Déplacer l’ampoule de verre dans divers puits du nid d’abeille n’a eu aucun effet sur les lectures avec la sonde contre des parties de la main (la personne qui manipulait la fiole n’était pas la même que celle qui tenait la sonde active). Ceci est conforme à nos attentes, étant donné que le nid d’abeilles est fait d’un bloc de métal solide, et ce d’autant plus que l’ampoule est en verre, un matériau électriquement non conducteur.
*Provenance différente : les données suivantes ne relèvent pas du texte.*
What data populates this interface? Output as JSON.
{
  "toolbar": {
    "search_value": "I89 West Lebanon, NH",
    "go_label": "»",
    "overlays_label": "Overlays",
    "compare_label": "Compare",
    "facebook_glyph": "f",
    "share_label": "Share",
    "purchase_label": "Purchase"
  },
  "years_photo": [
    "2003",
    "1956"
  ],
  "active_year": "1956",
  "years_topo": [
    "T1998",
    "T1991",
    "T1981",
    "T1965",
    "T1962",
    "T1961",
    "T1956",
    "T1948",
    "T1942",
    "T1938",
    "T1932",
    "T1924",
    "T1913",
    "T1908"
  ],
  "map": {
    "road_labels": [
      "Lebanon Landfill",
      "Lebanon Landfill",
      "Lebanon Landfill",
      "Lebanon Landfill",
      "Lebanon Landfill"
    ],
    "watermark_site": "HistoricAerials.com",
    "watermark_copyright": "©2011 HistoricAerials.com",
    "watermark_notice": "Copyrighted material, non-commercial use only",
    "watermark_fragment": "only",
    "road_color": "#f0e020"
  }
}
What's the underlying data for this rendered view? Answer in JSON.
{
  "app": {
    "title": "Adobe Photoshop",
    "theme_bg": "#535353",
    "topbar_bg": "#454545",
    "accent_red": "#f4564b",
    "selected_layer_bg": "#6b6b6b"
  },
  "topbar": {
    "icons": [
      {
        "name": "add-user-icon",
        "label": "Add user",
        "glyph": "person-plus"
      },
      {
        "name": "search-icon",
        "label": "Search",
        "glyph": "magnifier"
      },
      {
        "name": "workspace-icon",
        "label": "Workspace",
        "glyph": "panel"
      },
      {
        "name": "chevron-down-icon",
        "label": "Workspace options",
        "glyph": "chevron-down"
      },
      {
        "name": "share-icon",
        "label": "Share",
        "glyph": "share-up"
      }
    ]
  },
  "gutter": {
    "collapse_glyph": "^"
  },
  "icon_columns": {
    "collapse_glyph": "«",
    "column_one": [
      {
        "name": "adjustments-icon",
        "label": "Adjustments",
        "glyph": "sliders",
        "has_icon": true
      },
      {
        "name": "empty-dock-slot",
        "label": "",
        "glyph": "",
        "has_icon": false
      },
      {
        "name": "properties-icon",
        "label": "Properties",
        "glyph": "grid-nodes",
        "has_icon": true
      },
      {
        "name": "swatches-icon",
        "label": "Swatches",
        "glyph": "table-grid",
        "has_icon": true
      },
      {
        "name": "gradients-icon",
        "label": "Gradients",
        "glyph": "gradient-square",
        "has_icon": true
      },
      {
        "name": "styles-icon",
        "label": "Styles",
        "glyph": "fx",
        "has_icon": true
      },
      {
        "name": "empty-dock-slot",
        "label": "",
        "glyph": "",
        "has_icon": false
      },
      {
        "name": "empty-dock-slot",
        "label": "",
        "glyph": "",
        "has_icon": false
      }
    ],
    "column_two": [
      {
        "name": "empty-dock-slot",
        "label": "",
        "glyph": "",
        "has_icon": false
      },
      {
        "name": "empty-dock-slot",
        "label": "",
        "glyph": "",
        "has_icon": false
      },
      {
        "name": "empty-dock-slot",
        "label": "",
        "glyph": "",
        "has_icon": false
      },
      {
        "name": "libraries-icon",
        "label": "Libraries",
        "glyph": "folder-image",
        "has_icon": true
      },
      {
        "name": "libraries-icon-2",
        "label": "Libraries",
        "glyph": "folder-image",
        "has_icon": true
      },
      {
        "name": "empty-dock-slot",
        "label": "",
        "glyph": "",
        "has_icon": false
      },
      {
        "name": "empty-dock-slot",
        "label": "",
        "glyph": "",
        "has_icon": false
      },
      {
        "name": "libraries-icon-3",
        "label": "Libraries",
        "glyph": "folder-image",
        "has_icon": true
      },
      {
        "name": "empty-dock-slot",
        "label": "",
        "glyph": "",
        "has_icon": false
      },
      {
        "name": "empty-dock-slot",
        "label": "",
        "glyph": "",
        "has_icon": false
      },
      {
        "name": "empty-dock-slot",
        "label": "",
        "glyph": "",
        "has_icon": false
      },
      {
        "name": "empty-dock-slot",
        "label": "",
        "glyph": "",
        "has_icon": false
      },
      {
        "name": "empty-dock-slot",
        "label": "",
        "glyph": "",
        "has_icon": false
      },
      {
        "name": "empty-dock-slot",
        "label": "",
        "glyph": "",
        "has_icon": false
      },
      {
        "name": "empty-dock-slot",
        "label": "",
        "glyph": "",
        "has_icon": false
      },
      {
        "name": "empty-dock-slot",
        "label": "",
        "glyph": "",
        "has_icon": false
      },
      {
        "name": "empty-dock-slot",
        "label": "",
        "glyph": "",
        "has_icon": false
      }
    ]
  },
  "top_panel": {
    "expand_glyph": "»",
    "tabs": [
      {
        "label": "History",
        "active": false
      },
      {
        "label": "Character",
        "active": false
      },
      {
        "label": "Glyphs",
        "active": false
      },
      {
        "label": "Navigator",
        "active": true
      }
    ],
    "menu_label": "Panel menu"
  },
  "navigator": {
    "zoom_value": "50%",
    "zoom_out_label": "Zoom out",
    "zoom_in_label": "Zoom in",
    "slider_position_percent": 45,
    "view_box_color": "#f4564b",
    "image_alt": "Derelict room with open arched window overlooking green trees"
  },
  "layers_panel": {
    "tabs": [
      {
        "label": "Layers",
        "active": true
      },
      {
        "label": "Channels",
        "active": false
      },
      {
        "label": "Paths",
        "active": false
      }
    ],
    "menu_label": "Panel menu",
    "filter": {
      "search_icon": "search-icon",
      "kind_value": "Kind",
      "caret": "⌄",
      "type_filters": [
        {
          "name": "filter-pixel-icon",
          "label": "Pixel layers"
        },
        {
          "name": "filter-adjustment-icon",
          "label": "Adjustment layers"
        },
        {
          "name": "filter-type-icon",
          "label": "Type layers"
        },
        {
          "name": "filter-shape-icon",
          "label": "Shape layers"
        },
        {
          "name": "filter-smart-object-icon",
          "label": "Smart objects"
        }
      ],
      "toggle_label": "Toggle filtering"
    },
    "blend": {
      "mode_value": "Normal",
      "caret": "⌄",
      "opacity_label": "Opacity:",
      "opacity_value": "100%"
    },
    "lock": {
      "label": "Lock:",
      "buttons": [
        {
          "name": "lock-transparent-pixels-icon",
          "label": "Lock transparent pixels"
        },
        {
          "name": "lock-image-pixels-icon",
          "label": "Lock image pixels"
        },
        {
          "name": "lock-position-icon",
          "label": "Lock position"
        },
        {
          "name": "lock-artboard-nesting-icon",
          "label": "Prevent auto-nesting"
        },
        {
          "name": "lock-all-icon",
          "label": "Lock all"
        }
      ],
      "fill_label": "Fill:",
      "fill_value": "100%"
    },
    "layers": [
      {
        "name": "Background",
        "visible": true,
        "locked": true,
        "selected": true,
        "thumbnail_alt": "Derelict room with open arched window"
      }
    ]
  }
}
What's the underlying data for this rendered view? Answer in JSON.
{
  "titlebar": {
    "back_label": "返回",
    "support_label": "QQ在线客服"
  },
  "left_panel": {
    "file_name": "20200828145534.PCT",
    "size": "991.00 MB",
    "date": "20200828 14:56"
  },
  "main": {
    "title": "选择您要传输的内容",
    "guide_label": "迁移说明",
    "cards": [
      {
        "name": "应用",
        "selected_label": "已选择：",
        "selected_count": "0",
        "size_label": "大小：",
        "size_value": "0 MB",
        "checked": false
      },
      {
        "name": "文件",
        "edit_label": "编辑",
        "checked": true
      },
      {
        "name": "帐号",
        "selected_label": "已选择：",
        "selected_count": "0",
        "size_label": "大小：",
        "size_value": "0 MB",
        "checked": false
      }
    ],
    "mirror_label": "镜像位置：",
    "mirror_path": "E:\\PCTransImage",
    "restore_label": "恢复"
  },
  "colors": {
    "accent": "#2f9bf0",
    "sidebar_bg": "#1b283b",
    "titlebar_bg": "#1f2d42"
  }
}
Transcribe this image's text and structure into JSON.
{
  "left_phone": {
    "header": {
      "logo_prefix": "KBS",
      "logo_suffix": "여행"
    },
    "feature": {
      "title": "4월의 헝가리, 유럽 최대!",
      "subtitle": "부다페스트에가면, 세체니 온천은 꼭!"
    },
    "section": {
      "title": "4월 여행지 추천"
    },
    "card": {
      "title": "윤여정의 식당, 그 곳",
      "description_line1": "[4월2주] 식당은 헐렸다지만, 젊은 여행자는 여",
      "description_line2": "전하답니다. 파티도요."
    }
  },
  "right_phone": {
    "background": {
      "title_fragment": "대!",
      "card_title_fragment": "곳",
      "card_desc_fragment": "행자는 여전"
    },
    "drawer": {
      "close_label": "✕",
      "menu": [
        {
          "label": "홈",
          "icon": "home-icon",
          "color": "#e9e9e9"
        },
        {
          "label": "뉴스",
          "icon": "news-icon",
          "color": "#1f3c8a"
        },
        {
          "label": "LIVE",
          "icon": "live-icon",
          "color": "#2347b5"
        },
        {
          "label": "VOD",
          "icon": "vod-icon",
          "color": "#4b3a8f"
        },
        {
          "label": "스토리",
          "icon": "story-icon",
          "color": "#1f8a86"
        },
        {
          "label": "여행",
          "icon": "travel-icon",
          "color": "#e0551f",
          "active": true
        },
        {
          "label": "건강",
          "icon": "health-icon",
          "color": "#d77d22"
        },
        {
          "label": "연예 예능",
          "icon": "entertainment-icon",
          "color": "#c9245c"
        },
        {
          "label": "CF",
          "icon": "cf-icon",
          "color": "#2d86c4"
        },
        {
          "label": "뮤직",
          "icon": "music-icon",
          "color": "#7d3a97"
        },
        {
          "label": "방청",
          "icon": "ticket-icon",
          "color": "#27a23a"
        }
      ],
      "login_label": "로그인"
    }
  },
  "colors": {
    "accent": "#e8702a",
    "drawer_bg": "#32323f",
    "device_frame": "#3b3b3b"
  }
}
À nouveau, nous avons branché la boîte de résistance à décades à la sonde et avons constaté que 500 kiloohms donnaient une valeur de 22 et une tension continue de 1,26 V. Nous avons retiré la boîte de résistance et pressé la sonde active contre la main d’un sujet, avec une force suffisante pour obtenir une lecture de 22. La tension continue était de 1,26 V, la même qu’avec la boîte de résistance.

Bien que nous soyons quelque peu incapables d’expliquer la complexité de ses circuits et la « rétro-ingénierie », ces circuits dépassant notre cadre, les investigations décrites ci-dessus suggèrent que le Vegatest I est simplement un instrument de mesure de la résistance (peut-être même très précis). Nous n’avons pas étudié l’utilisation du panneau de prises bananes, censées être destinées à la connexion d’autres électrodes.


M. Mosenkis a été président de CITECH, une des douze entreprises accréditées pour évaluer de nouvelles applications de dispositifs médicaux soumises à la FDA. Il a été pendant de nombreuses années rédacteur en chef de Health Devices, un magazine similaire à Consumer Reports mais écrit pour les grands acheteurs de dispositifs médicaux.

Dernière mise à jour le 6 janvier 2020.